Three hours later, it was all over:
In four months, the UK has had four chancellors, two interior ministers, and two prime ministers. Keir Starmer has called for an immediate general election. “The Conservative party,” he said, “has shown it no longer has a mandate to govern.” (Fair enough.)
So now we go through the Tory leadership contest all over again. A new leader will be chosen over the course of the next week. Rishi Sunak is sure to stand—running, presumably, on the slogan, “I told you so.” Rumor has it that Boris himself is going to throw his hat in the ring—I see big posters of him grinning under his yellow mop with with the words, “Miss me yet?”

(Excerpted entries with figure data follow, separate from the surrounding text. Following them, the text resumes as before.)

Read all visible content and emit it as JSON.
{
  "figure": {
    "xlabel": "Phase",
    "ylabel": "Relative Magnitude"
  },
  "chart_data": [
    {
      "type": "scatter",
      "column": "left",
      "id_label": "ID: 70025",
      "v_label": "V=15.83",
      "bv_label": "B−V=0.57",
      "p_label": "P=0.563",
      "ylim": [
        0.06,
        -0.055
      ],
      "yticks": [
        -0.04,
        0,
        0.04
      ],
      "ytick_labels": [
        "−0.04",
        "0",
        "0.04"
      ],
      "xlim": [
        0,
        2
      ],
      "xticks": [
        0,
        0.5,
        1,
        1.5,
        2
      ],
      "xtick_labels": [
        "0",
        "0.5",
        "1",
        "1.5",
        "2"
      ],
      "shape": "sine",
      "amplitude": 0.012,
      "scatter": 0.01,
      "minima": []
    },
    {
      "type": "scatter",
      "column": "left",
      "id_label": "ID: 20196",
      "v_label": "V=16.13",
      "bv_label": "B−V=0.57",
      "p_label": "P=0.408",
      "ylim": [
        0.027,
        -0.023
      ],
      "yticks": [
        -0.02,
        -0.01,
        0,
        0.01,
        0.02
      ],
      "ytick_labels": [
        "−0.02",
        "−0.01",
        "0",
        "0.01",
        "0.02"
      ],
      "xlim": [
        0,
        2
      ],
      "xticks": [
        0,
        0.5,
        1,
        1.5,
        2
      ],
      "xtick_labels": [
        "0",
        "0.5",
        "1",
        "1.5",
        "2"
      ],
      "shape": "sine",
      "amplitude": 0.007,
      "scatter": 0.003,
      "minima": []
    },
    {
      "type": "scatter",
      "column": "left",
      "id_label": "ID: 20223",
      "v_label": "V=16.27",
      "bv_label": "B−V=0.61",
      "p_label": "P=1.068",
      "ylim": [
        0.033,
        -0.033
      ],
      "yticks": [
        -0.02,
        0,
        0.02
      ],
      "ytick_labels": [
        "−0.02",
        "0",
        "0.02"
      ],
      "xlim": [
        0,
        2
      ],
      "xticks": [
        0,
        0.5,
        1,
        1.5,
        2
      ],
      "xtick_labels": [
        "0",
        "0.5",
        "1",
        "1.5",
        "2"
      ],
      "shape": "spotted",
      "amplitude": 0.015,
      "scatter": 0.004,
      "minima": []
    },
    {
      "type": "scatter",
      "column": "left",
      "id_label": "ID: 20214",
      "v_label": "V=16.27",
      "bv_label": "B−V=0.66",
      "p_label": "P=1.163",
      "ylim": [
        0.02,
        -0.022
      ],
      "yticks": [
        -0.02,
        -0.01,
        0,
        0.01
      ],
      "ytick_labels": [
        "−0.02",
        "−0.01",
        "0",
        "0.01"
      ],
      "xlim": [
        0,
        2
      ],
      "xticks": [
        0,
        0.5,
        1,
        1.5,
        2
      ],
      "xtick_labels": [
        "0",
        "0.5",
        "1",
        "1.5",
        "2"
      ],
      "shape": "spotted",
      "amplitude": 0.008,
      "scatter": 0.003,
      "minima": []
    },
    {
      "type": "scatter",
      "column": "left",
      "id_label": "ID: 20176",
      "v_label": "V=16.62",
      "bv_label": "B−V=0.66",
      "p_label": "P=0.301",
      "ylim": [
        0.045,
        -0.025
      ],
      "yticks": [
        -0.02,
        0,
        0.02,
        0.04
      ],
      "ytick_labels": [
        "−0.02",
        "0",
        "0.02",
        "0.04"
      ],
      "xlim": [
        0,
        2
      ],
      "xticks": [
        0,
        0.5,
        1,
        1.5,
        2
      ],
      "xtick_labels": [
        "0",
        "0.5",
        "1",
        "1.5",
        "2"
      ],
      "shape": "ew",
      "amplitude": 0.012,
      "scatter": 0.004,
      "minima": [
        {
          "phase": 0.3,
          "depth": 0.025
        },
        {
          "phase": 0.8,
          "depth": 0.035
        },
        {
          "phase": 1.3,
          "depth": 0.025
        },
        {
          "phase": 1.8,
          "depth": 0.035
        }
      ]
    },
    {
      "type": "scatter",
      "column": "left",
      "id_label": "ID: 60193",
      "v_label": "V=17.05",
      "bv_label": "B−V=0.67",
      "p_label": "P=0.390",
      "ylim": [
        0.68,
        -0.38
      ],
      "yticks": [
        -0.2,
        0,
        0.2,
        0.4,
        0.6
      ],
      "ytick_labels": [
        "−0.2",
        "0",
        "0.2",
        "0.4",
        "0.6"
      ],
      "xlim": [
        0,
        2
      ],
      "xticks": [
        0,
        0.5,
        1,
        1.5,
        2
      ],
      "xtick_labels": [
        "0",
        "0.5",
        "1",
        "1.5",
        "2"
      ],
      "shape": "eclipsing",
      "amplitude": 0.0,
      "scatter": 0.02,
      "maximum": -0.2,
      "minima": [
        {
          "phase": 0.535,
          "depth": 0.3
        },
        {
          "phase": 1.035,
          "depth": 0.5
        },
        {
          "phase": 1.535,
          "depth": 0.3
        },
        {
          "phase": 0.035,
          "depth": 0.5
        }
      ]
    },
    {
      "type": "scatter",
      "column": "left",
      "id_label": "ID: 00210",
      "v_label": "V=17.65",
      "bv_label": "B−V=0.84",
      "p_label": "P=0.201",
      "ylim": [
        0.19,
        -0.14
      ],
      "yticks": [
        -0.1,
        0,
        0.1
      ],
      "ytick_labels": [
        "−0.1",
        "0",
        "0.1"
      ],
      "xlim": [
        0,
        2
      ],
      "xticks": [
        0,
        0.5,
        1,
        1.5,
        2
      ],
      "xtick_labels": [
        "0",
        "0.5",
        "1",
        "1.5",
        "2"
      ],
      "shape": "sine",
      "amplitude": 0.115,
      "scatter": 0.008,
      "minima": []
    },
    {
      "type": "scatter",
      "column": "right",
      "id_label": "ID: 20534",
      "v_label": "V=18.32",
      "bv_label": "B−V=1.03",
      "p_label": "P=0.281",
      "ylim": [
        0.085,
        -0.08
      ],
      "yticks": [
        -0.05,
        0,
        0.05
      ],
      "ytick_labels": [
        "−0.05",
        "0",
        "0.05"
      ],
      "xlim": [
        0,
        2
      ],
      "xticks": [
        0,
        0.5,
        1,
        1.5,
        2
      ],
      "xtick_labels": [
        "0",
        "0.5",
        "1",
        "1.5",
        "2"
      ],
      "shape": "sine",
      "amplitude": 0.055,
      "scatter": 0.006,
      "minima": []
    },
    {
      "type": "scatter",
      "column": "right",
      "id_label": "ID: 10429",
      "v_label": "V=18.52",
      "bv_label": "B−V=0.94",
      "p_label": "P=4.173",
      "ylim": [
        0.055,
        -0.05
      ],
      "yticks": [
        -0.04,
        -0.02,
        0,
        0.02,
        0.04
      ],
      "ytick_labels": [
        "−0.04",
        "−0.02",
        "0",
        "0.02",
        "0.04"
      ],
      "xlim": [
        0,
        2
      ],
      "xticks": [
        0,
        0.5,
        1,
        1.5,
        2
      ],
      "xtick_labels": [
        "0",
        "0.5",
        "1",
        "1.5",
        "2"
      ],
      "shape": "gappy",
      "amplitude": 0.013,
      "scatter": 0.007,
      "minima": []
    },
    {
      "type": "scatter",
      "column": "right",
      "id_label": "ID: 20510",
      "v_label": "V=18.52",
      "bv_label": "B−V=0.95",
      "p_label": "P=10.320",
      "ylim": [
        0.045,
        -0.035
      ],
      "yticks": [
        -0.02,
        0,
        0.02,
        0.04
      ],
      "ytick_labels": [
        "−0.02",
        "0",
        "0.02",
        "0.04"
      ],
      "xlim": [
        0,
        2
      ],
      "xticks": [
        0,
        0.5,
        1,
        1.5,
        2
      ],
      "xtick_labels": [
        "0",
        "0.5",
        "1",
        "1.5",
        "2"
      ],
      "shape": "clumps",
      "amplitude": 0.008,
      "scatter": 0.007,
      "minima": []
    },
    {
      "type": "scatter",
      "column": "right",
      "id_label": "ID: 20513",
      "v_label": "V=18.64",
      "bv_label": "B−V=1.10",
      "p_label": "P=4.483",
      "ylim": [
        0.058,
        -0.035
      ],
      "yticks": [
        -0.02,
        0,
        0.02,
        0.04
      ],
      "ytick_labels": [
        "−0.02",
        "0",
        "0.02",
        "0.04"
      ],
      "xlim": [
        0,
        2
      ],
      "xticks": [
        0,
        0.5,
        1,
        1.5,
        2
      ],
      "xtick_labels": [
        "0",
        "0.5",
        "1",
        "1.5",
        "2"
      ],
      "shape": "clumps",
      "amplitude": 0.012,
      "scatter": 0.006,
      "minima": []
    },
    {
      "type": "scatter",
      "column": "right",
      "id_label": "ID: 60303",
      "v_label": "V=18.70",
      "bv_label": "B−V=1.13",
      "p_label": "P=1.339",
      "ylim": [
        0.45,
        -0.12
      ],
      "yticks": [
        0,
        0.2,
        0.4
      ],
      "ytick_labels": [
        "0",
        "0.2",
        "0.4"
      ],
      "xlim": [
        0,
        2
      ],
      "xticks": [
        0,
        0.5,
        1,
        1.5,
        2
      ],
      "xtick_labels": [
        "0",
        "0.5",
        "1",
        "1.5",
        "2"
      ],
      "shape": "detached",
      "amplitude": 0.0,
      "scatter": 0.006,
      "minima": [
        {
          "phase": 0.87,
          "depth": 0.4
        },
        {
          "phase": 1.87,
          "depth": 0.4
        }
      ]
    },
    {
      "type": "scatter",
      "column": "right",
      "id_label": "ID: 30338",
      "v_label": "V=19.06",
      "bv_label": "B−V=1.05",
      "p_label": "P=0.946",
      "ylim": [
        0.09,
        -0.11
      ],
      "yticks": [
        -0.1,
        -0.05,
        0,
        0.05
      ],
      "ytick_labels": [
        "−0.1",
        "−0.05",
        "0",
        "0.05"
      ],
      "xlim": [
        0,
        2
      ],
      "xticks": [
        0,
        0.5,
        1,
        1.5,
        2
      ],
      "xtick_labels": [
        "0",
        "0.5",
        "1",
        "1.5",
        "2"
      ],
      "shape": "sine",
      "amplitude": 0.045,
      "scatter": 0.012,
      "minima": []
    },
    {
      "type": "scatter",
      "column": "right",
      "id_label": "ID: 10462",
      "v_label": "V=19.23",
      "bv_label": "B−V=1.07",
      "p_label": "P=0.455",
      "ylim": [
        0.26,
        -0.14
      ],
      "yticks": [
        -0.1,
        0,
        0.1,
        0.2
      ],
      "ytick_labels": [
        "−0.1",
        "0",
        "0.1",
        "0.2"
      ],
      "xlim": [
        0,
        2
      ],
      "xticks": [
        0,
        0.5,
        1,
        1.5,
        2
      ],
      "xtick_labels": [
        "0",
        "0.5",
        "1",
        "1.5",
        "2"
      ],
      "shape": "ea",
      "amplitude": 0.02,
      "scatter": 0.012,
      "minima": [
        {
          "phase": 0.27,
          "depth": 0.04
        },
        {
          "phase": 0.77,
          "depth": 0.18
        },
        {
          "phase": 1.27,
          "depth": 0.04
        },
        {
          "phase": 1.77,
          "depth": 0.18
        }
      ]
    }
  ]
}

It’s not just me. A lot of people are feeling better about themselves in light of Liz Truss’s downfall. Theresa May, for example. She’s taken the opportunity to remind the world that at least everyone thought she was sensible and competent, even if Boris was flashier.
Emmanuel Macron is feeling great. (Remember Truss saying that she didn’t know if France was a friend or an enemy?)
Translation: “I don’t really have a reaction, I don’t interfere in British political life, but look, I had the chance to meet Liz Truss several times. We spoke again this week. We were building a working relationship. I hope in any case that the UK can return to stability as soon as possible. It’s good for us, and good for our Europe.”